Plan designs path, allocates basic skills funding
Dilemmas in certain groups solved through individualized solutions
Mar 16, 2016
The Equity Plan created objectives for English as a second language students to meet in order to create a pathway to their academic success.
In one year, the objective for Contra Costa College is to provide equal academic success throughout the student body, beginning with low-level courses.
“We don’t want students to get trapped in a cycle of failure,” Basic Skills Coordinator Nooshi Boran said.
Basic skills students include those in math, English, ESL or those below college level, Borhan said.
Based on information from the ESL completion analysis and findings, Latinos fall below the 80 percent mark, making them a target of improvement.
Latinos’ success rate is at 19 percent. By 2018, the goal is to reach 43 percent, in keeping with the highest performing group, that being Asian-Americans.
ESL professor Ruby Shelley said, “I do think it’s possible to focus on specific groups that need extra support and design interventions and support programs, for these students, that can help increase their success rate.”
“We are looking at areas where students are struggling,” Boran said.
The Basic Skills Completion Committee is made up of faculty in all disciplines, working together to develop and make implementations based on student needs.
The Equity Plan’s focus is to increase access and course completion.
Each individual college receives funding from the state to target disadvantaged students within each college community.
Success indicators are used to measure the impact that underprivileged populations may face when dealing with issues of equal opportunity.
“I feel that investing in our faculty helps students as well,” Boran said.
With interventions from professors, students receive the support necessary to advance while taking courses.
Boran said they created an early alert system to figure out if students are placed in the right level of ESL.
In spring 2015 the ESL faculty developed and started offering ESL 108. The course is an orientation to college for ESL students.

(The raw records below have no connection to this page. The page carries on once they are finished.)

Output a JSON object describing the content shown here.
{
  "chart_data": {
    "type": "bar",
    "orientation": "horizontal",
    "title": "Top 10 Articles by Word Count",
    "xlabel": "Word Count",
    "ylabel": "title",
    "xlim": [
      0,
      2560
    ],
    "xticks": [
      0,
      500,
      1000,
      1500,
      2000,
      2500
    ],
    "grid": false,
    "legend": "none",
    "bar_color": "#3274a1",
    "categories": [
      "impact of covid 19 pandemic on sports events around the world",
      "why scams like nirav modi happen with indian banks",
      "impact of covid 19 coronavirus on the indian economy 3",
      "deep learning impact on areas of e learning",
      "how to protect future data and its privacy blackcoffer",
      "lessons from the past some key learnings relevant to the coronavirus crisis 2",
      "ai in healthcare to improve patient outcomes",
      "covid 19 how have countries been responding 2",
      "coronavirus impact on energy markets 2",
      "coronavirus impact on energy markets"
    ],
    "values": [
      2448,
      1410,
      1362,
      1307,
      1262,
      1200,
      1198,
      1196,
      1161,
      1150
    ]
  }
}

Ruby said, “This course fulfills the same requirement as the online orientation for all community college students, but was designed and is taught with ESL students’ needs in mind.”
Students get help choosing classes at their level when they register as well as receiving a campus tour, she said.
ESL Chairperson Elizabeth Xiezopolski said they used to have more than 50 courses rather than the 23 they have now because enrollment has decreased.
She said a lot of it has to do with the lack of outreach in the community.
“We used to have an ESL Office with a secretary and one or two assistants, but we haven’t had our designated place,” Xiezopolski said.
The ESL department staff is continuously working on outreach to expand their numbers.
Students entering into the program are acquainted with student resources on campus to help guide them while they take part in the ESL classes.
Xiezopolski said, “The Welcome/Transfer Center is helpful. ESL students come to us and we send them there, where they at least have one person who speaks their language.”
The ESL department’s students speak a variety of languages including Chinese, Arabic, Spanish and Farsi.
Shelley said techniques and support programs that increase the success of a particular group of students could likely benefit the rest of the student population as well.
The ESL department was able to fund the workshops through the basic skills fund.
Hybridized versions of all of ESL’s writing courses were developed last spring, Ruby said.
Xiezopolski said the online workshops teach students how to use D2L for easy access to their homework.
She is surprised students have a thorough understanding of cellphones, but when using computers find it challenging. For some students using a mouse is a challenge, she said.
“Technology has bypassed what students need.”